The ironwork castle gate originally was raised and lowered by its guards and although today it is motor-driven, it remains the entrance for all wishing to tour the chateau. The day we visited there were about eight people waiting for the tour to begin, and what fun it was to stand outside and see the gate slowly rise and then lower once more when everyone was inside the grounds.
These are bells of the church, which is adjacent to the chateau and is seen in this view from the chateau’s courtyard. It was built in the 13th century and was the courtroom of the counts of Sabran before becoming a church. There are arrow slits on one side which were used during more turbulent times. This church was one of the locations for the film Manon des Sources.

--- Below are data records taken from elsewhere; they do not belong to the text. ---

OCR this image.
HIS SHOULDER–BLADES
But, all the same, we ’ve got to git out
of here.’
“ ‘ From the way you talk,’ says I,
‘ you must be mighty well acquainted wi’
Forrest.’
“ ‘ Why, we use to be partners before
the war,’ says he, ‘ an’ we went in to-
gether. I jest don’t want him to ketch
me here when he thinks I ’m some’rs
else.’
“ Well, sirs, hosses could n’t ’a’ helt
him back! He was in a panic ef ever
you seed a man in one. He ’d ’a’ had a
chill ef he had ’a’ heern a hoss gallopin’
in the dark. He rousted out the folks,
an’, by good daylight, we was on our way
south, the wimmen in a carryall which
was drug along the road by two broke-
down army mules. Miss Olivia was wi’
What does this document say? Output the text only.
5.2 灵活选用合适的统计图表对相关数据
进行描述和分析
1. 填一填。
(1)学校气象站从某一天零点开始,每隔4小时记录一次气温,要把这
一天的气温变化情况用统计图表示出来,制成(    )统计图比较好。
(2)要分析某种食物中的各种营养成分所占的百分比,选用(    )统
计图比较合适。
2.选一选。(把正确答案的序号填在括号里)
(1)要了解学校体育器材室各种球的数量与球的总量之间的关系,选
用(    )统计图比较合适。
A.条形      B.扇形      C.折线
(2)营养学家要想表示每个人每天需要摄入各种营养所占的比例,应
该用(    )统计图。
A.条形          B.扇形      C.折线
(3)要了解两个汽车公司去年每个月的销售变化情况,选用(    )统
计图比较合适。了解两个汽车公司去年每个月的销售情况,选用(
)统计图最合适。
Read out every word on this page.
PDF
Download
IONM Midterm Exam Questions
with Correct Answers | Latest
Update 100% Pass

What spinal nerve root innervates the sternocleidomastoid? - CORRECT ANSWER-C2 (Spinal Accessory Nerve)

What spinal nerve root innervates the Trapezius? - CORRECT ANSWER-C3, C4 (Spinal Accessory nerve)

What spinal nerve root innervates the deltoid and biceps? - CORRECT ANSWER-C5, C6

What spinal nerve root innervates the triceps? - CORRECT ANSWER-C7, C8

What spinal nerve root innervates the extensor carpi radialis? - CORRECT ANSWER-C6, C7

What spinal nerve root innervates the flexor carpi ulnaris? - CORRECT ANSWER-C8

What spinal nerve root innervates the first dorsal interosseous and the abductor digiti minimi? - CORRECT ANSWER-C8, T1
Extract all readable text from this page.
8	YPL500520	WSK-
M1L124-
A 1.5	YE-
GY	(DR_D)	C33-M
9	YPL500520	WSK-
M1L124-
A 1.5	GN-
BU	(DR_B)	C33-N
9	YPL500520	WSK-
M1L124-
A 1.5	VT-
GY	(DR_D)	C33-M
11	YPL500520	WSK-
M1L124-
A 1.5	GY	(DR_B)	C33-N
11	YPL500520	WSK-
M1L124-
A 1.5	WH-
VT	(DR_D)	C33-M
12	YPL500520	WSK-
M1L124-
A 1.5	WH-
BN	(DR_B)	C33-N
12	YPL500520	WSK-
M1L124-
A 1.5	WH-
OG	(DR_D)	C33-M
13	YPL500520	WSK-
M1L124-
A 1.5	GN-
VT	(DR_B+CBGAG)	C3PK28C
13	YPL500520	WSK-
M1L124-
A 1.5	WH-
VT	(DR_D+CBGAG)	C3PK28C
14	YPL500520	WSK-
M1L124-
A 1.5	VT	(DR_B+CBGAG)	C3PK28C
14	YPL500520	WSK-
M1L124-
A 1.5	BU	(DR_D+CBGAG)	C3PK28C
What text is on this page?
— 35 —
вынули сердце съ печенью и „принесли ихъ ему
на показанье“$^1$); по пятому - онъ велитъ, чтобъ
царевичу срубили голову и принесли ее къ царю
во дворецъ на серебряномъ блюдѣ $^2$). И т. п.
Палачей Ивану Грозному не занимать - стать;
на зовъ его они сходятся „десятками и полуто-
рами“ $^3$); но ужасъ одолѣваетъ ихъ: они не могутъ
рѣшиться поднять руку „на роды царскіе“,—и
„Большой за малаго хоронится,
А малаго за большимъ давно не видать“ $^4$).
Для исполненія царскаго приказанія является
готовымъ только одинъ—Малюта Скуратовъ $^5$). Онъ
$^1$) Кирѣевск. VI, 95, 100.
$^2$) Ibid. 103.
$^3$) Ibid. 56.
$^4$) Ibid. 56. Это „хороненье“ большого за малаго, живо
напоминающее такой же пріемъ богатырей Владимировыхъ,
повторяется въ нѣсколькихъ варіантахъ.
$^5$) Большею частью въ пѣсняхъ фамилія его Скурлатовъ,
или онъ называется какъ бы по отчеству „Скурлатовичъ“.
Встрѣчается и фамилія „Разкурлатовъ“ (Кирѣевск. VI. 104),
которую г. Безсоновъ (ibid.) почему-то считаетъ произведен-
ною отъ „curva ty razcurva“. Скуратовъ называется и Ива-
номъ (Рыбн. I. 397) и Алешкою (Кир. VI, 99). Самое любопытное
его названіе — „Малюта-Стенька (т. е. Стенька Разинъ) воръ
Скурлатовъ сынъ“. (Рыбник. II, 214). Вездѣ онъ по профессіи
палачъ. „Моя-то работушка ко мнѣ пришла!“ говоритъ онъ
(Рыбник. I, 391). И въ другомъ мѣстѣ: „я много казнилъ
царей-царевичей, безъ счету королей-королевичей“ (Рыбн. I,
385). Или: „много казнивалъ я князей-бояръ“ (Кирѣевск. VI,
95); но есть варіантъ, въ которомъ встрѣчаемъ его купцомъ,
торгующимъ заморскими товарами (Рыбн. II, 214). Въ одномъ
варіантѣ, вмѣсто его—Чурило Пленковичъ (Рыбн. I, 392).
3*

My favorite room was the kitchen and I could have spent a lot of time there investigating the beautiful copper pots and utensils and the antique faience. We were shown a wooden item that looked like an Inquisition era thumb screw used for torture and asked to guess its use. Turned out it was a device to squeeze every bit of blood out of a piece of meat for use in cooking. Since cooking with blood is not my area of expertise I only can assume it was used for blood sausage or blood pudding or some such thing. The kitchen still is in use. This photo is a postcard I scanned because cameras are not allowed inside the chateau.
The lovely dining room (also from a postcard) is hung with 17th century Flemish tapestries. Reminds me of home. Riiiight!
This typically French box garden in an inner courtyard was designed to be enjoyed from above.